We are most interested in the ethical and even political ramifications of this transition. How does being governed by examples, by machine learning's specific type of predictions and classifications, differ from the rule of computational rules? How, concretely, is authority exercised by machine learning techniques? If you would like answers to these questions, please read our article!
A larger issue is why speak in terms of rules and examples in the first place. We are aware that these themes may strike readers as unfamiliar in light of existing critical research on algorithms and artificial intelligence. Many studies have, with good reason, focused on the discriminatory or unequal effects of machine learning systems. Other, more conceptual work posits some external standard (consciousness, language, intelligence, neoliberalism etc.) and evaluates whether or not machine learning systems measure up to it, or whether they are mere "stochastic parrots," for example. We are sympathetic to both of these avenues, and they will continue to bear fruit.

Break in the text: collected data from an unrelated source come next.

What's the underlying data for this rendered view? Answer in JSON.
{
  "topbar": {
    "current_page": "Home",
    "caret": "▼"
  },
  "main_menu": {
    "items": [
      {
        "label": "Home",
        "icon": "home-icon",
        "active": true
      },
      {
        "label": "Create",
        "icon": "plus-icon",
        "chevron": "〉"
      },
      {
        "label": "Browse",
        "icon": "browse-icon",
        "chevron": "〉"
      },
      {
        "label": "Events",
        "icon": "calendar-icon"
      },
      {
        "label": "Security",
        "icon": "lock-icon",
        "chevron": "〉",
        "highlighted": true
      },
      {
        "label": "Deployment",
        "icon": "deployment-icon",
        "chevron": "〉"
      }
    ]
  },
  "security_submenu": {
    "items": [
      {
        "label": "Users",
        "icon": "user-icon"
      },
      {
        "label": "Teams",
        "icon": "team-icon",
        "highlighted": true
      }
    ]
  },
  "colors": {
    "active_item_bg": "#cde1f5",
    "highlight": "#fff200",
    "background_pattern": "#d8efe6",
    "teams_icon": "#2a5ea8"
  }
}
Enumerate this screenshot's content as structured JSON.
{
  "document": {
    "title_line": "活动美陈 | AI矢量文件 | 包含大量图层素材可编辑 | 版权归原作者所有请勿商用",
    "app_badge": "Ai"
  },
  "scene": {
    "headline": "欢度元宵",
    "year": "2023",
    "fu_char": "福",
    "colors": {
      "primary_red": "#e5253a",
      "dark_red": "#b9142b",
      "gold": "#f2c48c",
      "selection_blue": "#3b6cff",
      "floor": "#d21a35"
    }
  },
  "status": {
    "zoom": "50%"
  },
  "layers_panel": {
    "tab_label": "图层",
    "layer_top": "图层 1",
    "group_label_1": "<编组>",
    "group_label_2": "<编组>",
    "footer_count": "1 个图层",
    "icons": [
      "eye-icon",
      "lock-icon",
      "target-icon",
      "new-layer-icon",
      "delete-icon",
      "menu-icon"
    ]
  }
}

Our article, however, begins from a different position: not from "outside" of machine learning, but from within it. We were first struck by repeated references to "learning from examples" made by machine learning researchers themselves. This community even has an informal historical understanding in which an overemphasis on highly-specified formal rules led to failure in previous forms of AI, notably expert systems. Our first task, then, was to discern how examples work in machine learning. We argue that data is made exemplary, that is, capable of eliciting norms, through a set of technical practices that characterize machine learning, including labeling, feature engineering, and scaling.
Merely characterizing how these terms are used within the machine learning community risks reproducing their views. After beginning our study up close or from within, we then examine these practices "from afar"—to identify their epistemological, ethical, and political implications. We theorize examples through historical-conceptual comparison, in contrast to rules and closely analyze several case-studies under the headings of labeling, feature engineering, and scaling. Our article draws from both classics, such as the work of Max Weber, and contemporaries, such as Lorraine Daston's very recent book Rules: A Short History of What We Live By.
This comparative approach situates machine learning within a constellation of concepts from social theory such as rationalization, calculation, and prediction. It connects machine learning to longer-running historical forces while also making its specific type of authority intelligible: how, precisely, do we use it to govern ourselves and others. Comparing rules and examples brought a number of other philosophical oppositions to light—specification and emergence, prompts and commands, the implicit and the explicit, the general and the particular, is and ought... These indicate further lines of research both for ourselves and hopefully our readers.